The Collatz Conjecture in Scala

15 June, 2013 - 3 min read

The Collatz Conjecture is a simple recursive relationship that is pretty easy to state but hard to prove. The conjecture states that for any number, n, if it's odd I take 3n + 1 and if it's even I take n/2... and if I continue to do that I eventually get to one. It's pretty intuitive to see that this thing should go to one... if once you get an even number it's easy to go down hill very fast (though clearly you can still hit odds).

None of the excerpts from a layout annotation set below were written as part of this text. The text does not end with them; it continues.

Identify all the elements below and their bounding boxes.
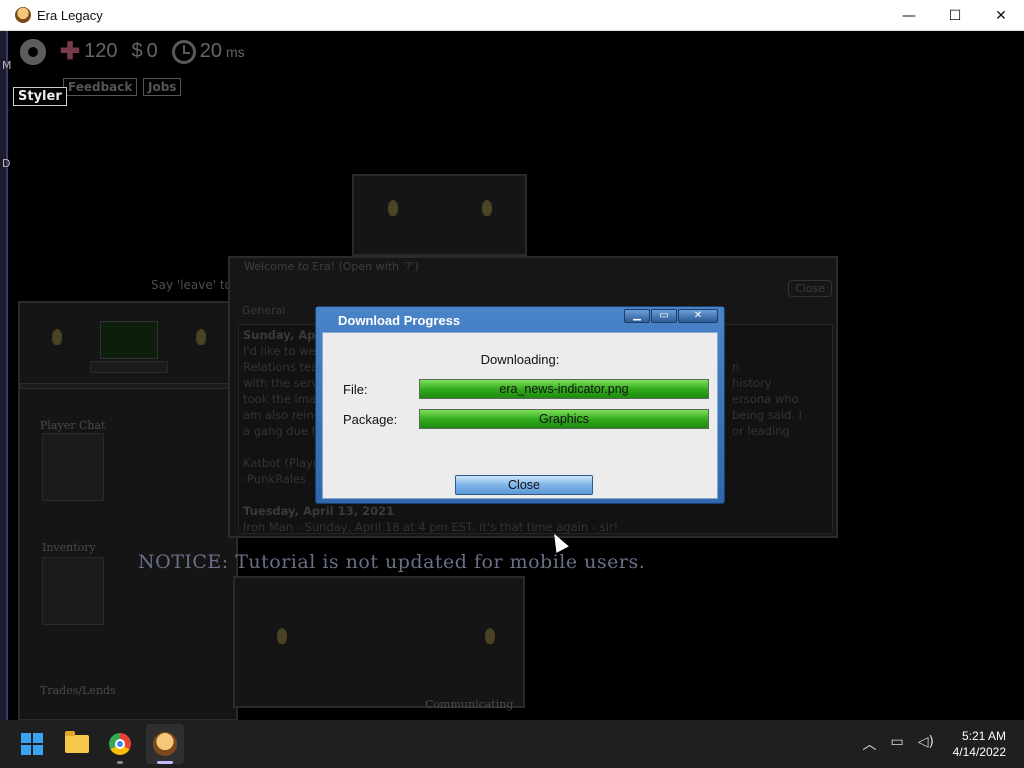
ping-unit: ms [225, 43, 245, 60]
package-label: Package: [343, 412, 398, 427]
hud-bar: ✚ 120 $ 0 20 ms [20, 37, 245, 66]
news-line-right: or leading [732, 424, 790, 438]
windows-logo-icon [21, 733, 43, 755]
lamp-icon [485, 628, 495, 644]
ping-indicator: 20 ms [171, 39, 245, 64]
news-line-right: n [732, 360, 740, 374]
lamp-icon [277, 628, 287, 644]
dialog-minimize-button[interactable]: ▁ [624, 309, 650, 323]
file-label: File: [343, 382, 368, 397]
news-line-right: ersona who [732, 392, 799, 406]
jobs-button[interactable]: Jobs [143, 78, 182, 96]
news-date: Tuesday, April 13, 2021 [243, 504, 395, 518]
volume-icon[interactable]: ◁) [918, 734, 934, 754]
left-strip-letter-m: M [2, 59, 12, 72]
chrome-running-indicator [117, 761, 123, 764]
money-value: 0 [146, 40, 158, 62]
welcome-tab[interactable]: General [242, 304, 285, 317]
clock-icon [171, 39, 196, 64]
health-cross-icon: ✚ [60, 38, 81, 65]
file-progress-bar: era_news-indicator.png [419, 379, 709, 399]
window-controls: — ☐ ✕ [886, 0, 1024, 31]
system-tray: ︿ ▭ ◁) [863, 734, 934, 754]
dialog-close-button[interactable]: Close [455, 475, 593, 495]
news-line: Iron Man - Sunday, April 18 at 4 pm EST.… [243, 520, 619, 534]
lamp-icon [196, 329, 206, 345]
dialog-title: Download Progress [338, 313, 461, 328]
dialog-body: Downloading: File: era_news-indicator.pn… [322, 332, 718, 499]
dialog-close-x-button[interactable]: ✕ [678, 309, 718, 323]
start-button[interactable] [16, 728, 48, 760]
news-line-right: being said. I [732, 408, 803, 422]
chrome-button[interactable] [104, 728, 136, 760]
folder-icon [65, 731, 89, 753]
building-bottom: Communicating [233, 576, 525, 711]
dollar-icon: $ [131, 40, 143, 62]
inventory-slot[interactable] [42, 557, 104, 625]
era-app-icon [153, 732, 177, 756]
health-indicator: ✚ 120 [60, 37, 117, 66]
close-button[interactable]: ✕ [978, 0, 1024, 31]
communicating-label: Communicating [425, 698, 514, 711]
download-progress-dialog: Download Progress ▁ ▭ ✕ Downloading: Fil… [315, 306, 725, 504]
dialog-controls: ▁ ▭ ✕ [624, 309, 718, 323]
window-titlebar: Era Legacy — ☐ ✕ [0, 0, 1024, 31]
left-building: Player Chat Inventory Trades/Lends [18, 301, 238, 720]
divider [20, 383, 236, 389]
minimize-button[interactable]: — [886, 0, 932, 31]
inventory-label: Inventory [42, 541, 96, 554]
styler-button[interactable]: Styler [13, 87, 67, 106]
tutorial-notice: NOTICE: Tutorial is not updated for mobi… [138, 551, 646, 573]
lamp-icon [388, 200, 398, 216]
news-line-right: history [732, 376, 772, 390]
chevron-up-icon[interactable]: ︿ [863, 734, 877, 754]
taskbar-clock[interactable]: 5:21 AM 4/14/2022 [953, 728, 1006, 760]
taskbar: ︿ ▭ ◁) 5:21 AM 4/14/2022 [0, 720, 1024, 768]
era-legacy-taskbar-button[interactable] [149, 728, 181, 760]
left-strip-letter-d: D [2, 157, 11, 170]
downloading-caption: Downloading: [480, 352, 560, 367]
gear-icon[interactable] [20, 38, 46, 65]
ping-value: 20 [199, 40, 222, 62]
health-value: 120 [84, 40, 118, 62]
green-screen [100, 321, 158, 359]
clock-date: 4/14/2022 [952, 745, 1006, 759]
package-progress-bar: Graphics [419, 409, 709, 429]
money-indicator: $ 0 [131, 40, 157, 63]
file-name: era_news-indicator.png [499, 382, 629, 396]
era-app-icon [15, 7, 31, 23]
era-active-indicator [157, 761, 173, 764]
say-leave-hint: Say 'leave' to [151, 278, 232, 292]
lamp-icon [482, 200, 492, 216]
network-icon[interactable]: ▭ [891, 734, 904, 754]
dialog-maximize-button[interactable]: ▭ [651, 309, 677, 323]
welcome-close-button[interactable]: Close [788, 280, 832, 297]
chrome-icon [109, 733, 131, 755]
package-name: Graphics [538, 412, 590, 426]
maximize-button[interactable]: ☐ [932, 0, 978, 31]
trades-label: Trades/Lends [40, 684, 116, 697]
clock-time: 5:21 AM [961, 729, 1006, 743]
lamp-icon [52, 329, 62, 345]
player-chat-slot[interactable] [42, 433, 104, 501]
window-title: Era Legacy [37, 7, 103, 23]
feedback-button[interactable]: Feedback [63, 78, 138, 96]
counter [90, 361, 168, 373]
player-chat-label: Player Chat [40, 419, 106, 432]
building-top [352, 174, 527, 256]
file-explorer-button[interactable] [61, 728, 93, 760]
left-edge-strip [0, 31, 8, 720]
welcome-title: Welcome to Era! (Open with '?') [244, 260, 419, 273]
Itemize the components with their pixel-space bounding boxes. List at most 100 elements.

So while the proof is beyond me, and apparently everyone else, it is interesting to have a look at how fast a given starting point will go to 1. As an aside, this is a Project Euler problem, which I like to do when learning new languages since the problems typically require the basics in any language.

Euler Problem

The Project Euler problem is to find the number less than 1,000,000 that has the longest path to 1. And I'll do this in Scala since it's a language I'm trying to get strong with.

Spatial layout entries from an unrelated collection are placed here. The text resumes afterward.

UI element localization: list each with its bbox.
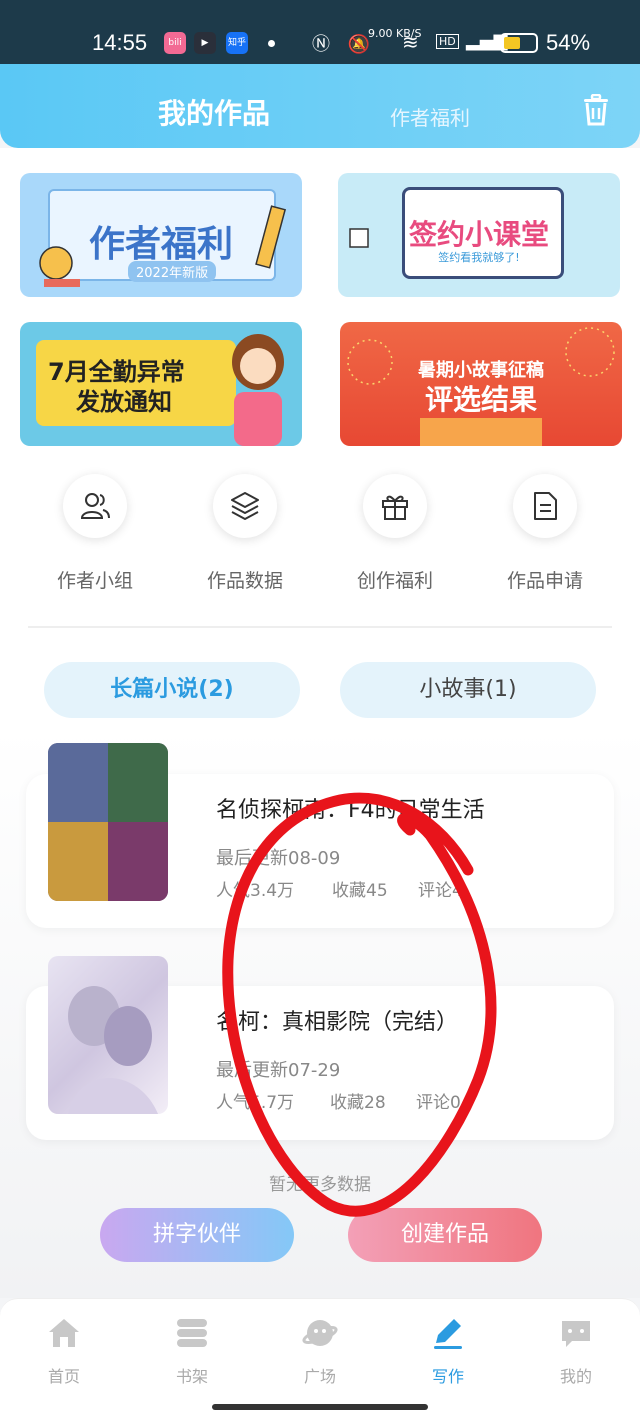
work-popularity: 人气5.7万 [216, 1093, 295, 1113]
layers-icon [231, 492, 259, 520]
work-updated: 最后更新08-09 [216, 848, 341, 869]
cover-panel [48, 743, 108, 822]
feature-label: 作品数据 [206, 570, 283, 592]
feature-label: 创作福利 [356, 570, 433, 592]
nav-label: 首页 [47, 1367, 80, 1386]
work-favorites: 收藏45 [332, 881, 388, 901]
pen-icon [434, 1319, 462, 1349]
feature-creation-welfare[interactable]: 创作福利 [320, 474, 470, 594]
feature-work-application[interactable]: 作品申请 [470, 474, 620, 594]
planet-icon [302, 1320, 338, 1346]
header-bar: 我的作品 作者福利 [0, 64, 640, 148]
battery-icon [500, 33, 538, 53]
chat-icon [562, 1321, 590, 1347]
tab-my-works[interactable]: 我的作品 [158, 92, 270, 132]
clock-icon [39, 246, 80, 287]
banner-subtitle: 签约看我就够了! [438, 251, 520, 264]
cube-icon [349, 228, 369, 248]
work-favorites: 收藏28 [330, 1093, 386, 1113]
feature-icon-circle [63, 474, 127, 538]
cover-panel [108, 743, 168, 822]
banner-attendance-notice[interactable]: 7月全勤异常 发放通知 [20, 322, 302, 446]
fireworks-icon [347, 327, 615, 446]
work-cover-image[interactable] [48, 743, 168, 901]
work-popularity: 人气3.4万 [216, 881, 295, 901]
cover-illustration [68, 986, 158, 1114]
feature-icon-circle [363, 474, 427, 538]
tab-long-novel[interactable]: 长篇小说(2) [44, 662, 300, 718]
app-notification-icon: ▶ [194, 32, 216, 54]
create-work-button[interactable]: 创建作品 [348, 1208, 542, 1262]
nav-home[interactable]: 首页 [0, 1313, 128, 1393]
nav-label: 我的 [559, 1367, 592, 1386]
trash-icon[interactable] [582, 94, 610, 126]
feature-icon-circle [513, 474, 577, 538]
work-comments: 评论4 [418, 881, 463, 901]
home-icon [49, 1319, 79, 1347]
banner-author-welfare[interactable]: 作者福利 2022年新版 [20, 173, 302, 297]
tab-short-story[interactable]: 小故事(1) [340, 662, 596, 718]
hd-icon: HD [436, 34, 459, 49]
bilibili-app-icon: bili [164, 32, 186, 54]
nav-write[interactable]: 写作 [384, 1313, 512, 1393]
banner-signing-class[interactable]: 签约小课堂 签约看我就够了! [338, 173, 620, 297]
work-comments: 评论0 [416, 1093, 461, 1113]
status-bar: 14:55 bili ▶ 知乎 Ⓝ 🔕 9.00 KB/S ≋ HD ▂▄▆ 5… [0, 0, 640, 64]
feature-label: 作者小组 [56, 570, 133, 592]
feature-icon-circle [213, 474, 277, 538]
battery-percent: 54% [546, 30, 591, 55]
nav-square[interactable]: 广场 [256, 1313, 384, 1393]
partner-button[interactable]: 拼字伙伴 [100, 1208, 294, 1262]
users-icon [80, 493, 110, 519]
notification-dot-icon [268, 40, 275, 47]
home-indicator[interactable] [212, 1404, 428, 1410]
nav-label: 书架 [175, 1367, 208, 1386]
banner-subtitle: 2022年新版 [128, 261, 217, 282]
work-updated: 最后更新07-29 [216, 1060, 341, 1081]
girl-illustration-icon [232, 334, 284, 446]
work-title: 名侦探柯南：F4的日常生活 [216, 798, 485, 823]
nav-bookshelf[interactable]: 书架 [128, 1313, 256, 1393]
system-status-icons: Ⓝ 🔕 [312, 34, 377, 55]
section-divider [28, 626, 612, 628]
cover-panel [48, 822, 108, 901]
no-more-data: 暂无更多数据 [269, 1175, 371, 1195]
feature-label: 作品申请 [506, 570, 583, 592]
bookshelf-icon [177, 1319, 207, 1347]
feature-author-group[interactable]: 作者小组 [20, 474, 170, 594]
pencil-icon [255, 205, 287, 269]
banner-title: 签约小课堂 [408, 218, 549, 251]
banner-summer-story-results[interactable]: 暑期小故事征稿 评选结果 [340, 322, 622, 446]
document-icon [534, 492, 557, 520]
nav-mine[interactable]: 我的 [512, 1313, 640, 1393]
cover-panel [108, 822, 168, 901]
feature-work-data[interactable]: 作品数据 [170, 474, 320, 594]
gift-icon [382, 495, 408, 520]
nav-label: 广场 [303, 1367, 336, 1386]
zhihu-app-icon: 知乎 [226, 32, 248, 54]
banner-title-line2: 发放通知 [76, 388, 172, 416]
tab-author-welfare[interactable]: 作者福利 [390, 102, 470, 131]
work-title: 名柯：真相影院（完结） [216, 1010, 459, 1035]
status-time: 14:55 [92, 30, 148, 55]
nav-label: 写作 [431, 1367, 464, 1386]
work-cover-image[interactable] [48, 956, 168, 1114]
wifi-icon: ≋ [402, 30, 419, 54]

To solve this we really need to do two things.

  1. Write a function that determines the path length to 1.
  2. Find the maximum number.

Dat Function

This is pretty easy, we know from above that the Collatz Conjecture is recursive so we want a recursive function and we know our requirement is to count the number of recursions.

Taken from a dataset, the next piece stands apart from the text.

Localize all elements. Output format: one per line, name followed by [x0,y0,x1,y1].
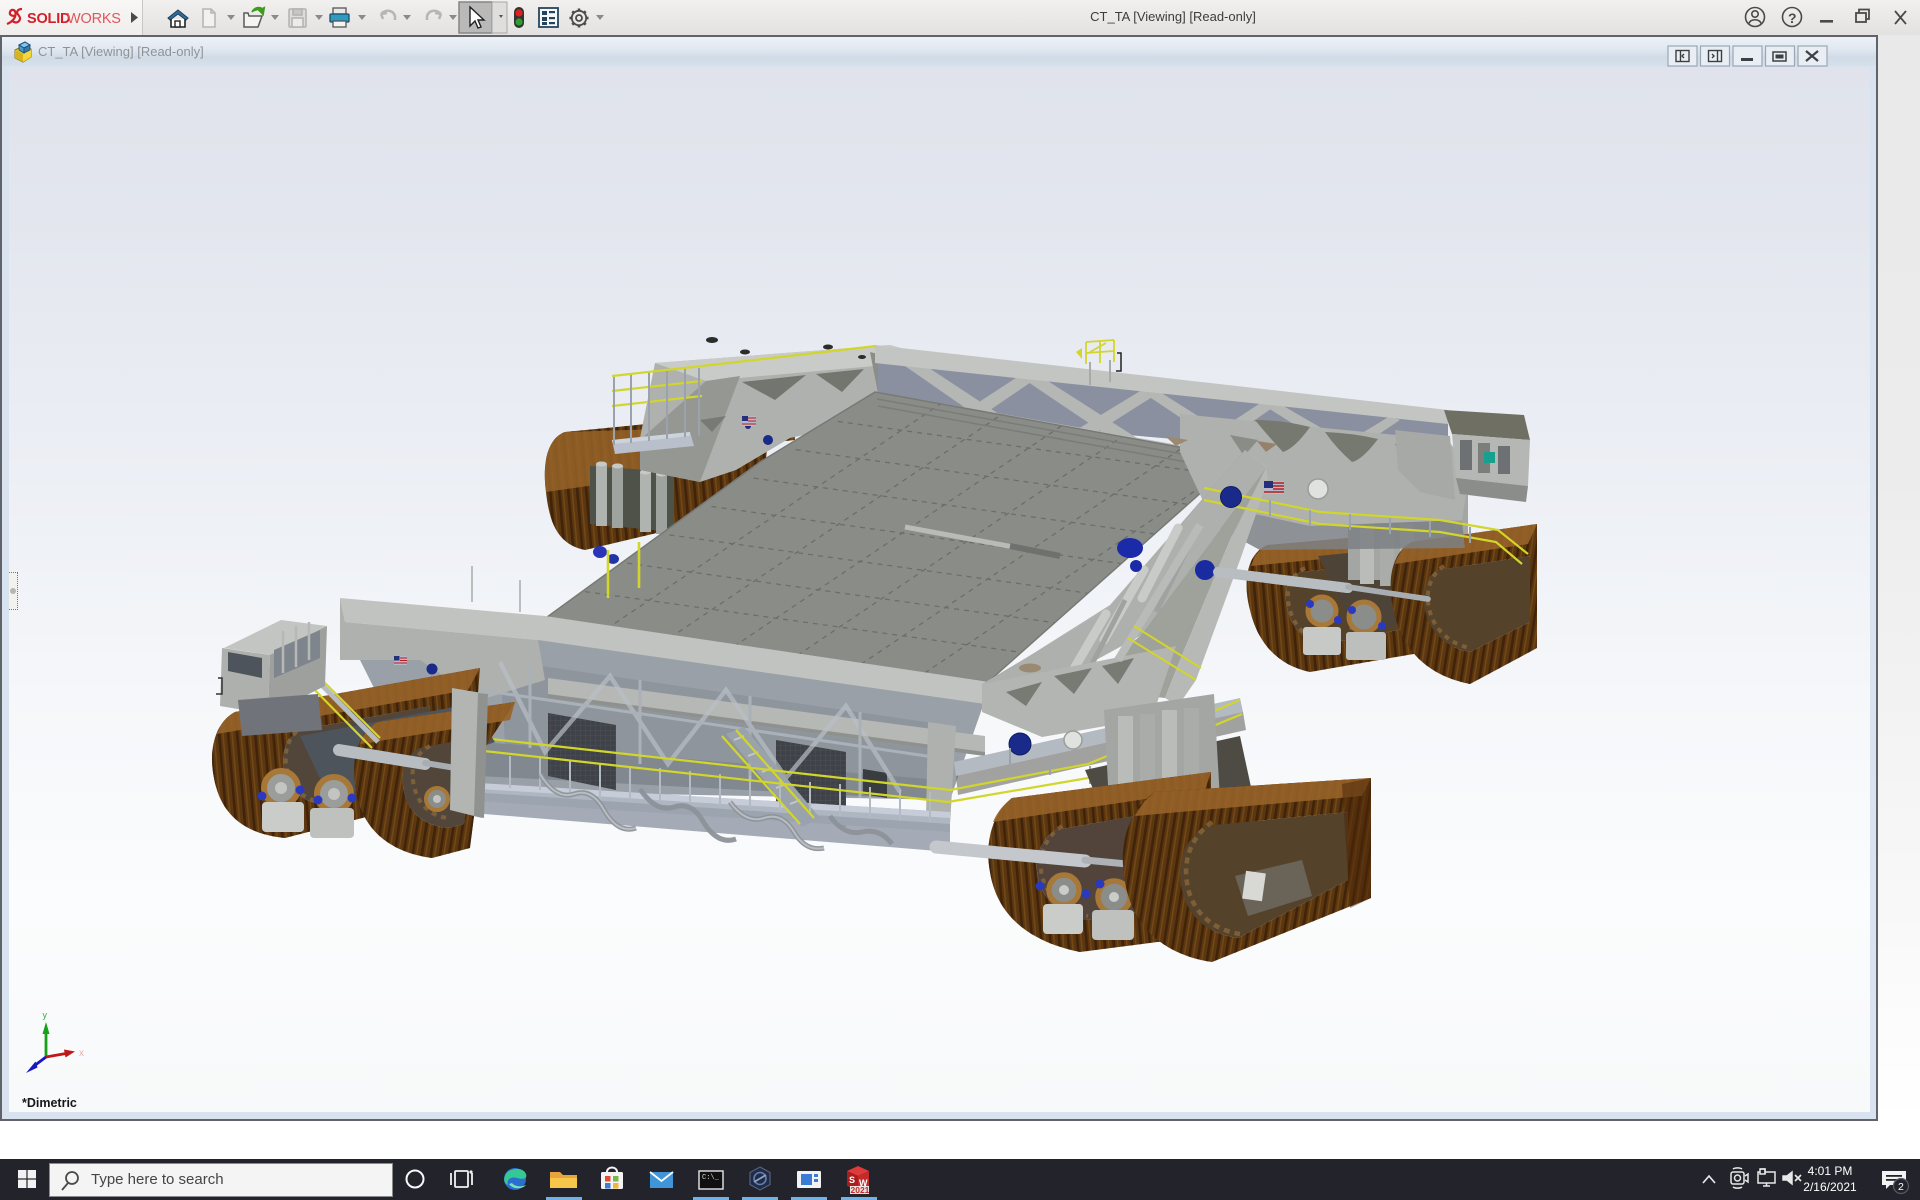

 def collatz(n: Long, c: Int = 0): Int = {
   if(n == 1) {
     return c + 1
   } else {
     if(n % 2 == 0) collatz(n / 2, c + 1)
     else collatz(3*n + 1, c + 1)

n is the number we've passed and c is the count of times we've run one of the operations. Basically if we're at one we return the count, if not we cycle through again and iterate the count once.

Dat maxBy

The next thing we need to do is take iterate through the list of numbers and associate the numbers with their Collatz path length.

val max_val = (1 until 1000000)
    .map(x => (x, collatz(x)))
    .maxBy(x => x._2)._1

It's shit like this that makes me realize why there's all the buzz around Scala. It's got some of the ruby playfulness without being too long winded (although that whole _1 is lame, but w/e). In these three lines I'm going from 1 through 1 less than 1,000,000, mapping each value to a tuple containing the value and its path length, then getting the max tuple by path length, then producing the value. And it's done.